A review by drakoulis
Right Where I Left You by Julian Winters

3.0

Given that this is my second book from this author that I give 3-stars, I'm starting to think that maybe the author's writing style isn't for me.

However, the issues I had with Right Where I Left You weren't the same ones with The Summer of Everything . The Summer of Everything suffered from a terrible ending, a pessimistic, gloomy and relatively sad finale.

This book's ending is great. I enjoyed it, I was happy to read it. The problem is everything else.

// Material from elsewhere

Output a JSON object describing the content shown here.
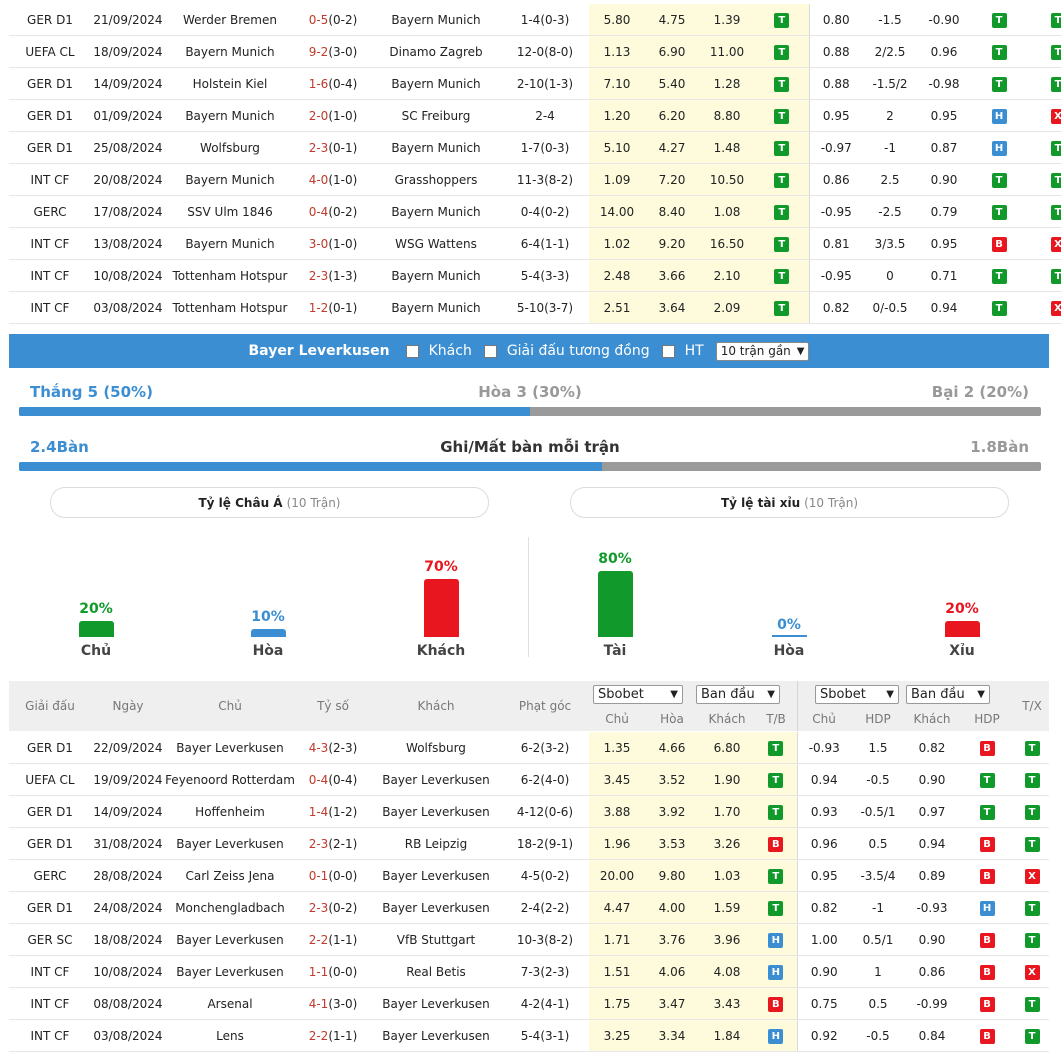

This book follows comic fan Issac in the last summer before he goes to college. His only friend is Diego, with who he spends almost all of his free time together. Diego is an avid gamer who decided to take a gap year to puruse his game designer dream career. We're introduced to Diego's gamer friends and Isaac's comic book acquaintances, as well the two boys families. And here start the problems:

- The characters aren't really relatable and I didn't feel for them. Issac is whiny and socially awkward and not in a cute way. His parents divorce is supposedly to blame for his trust issues (quite a stretch), him being for some reason (never fully explained) unable to socialize with people, and miscomuunicating even with his best friend.
- Diego is an overall nice person, caring, nerdy, dealing with his mother's pressure to go to college in quite a mature way, but suddenly, when Isaac tries to date Davi, he turns into an absolute jerk. Yeah, jealousy old trope, but the writing of the book made it look as if Isaac was at fault for not...guessing that Diego liked him despite Diego never saying anything? I'm serious, even when they got together, it was Isaac who did the talking and the move in the end.
- Davi appeared nice and very flirty, and the writing was definitely implying he wanted to date Isaac, until suddenly we get told that he only wanted to be friends. Not sold.
- "Practice kiss" is the most ridiculous trope I've ever seen. Sorry.
- Most of the banter and the pop culture references would appeal only to 15-years-olds. I found it borderlie cringe.

Overall, it's a book that has solid premises, but the path it takes relies heavily on miscommunication, jealousy, characters who act in a weird way with no reason, past family trauma (it appears to be a thing with Julian Winters books) affecting the present and of course the comic nerds world (no objections here).

I was expecting something better to be honest, so it gets the rating I give to books I didn't dislike, but didn't exactly captivate me either.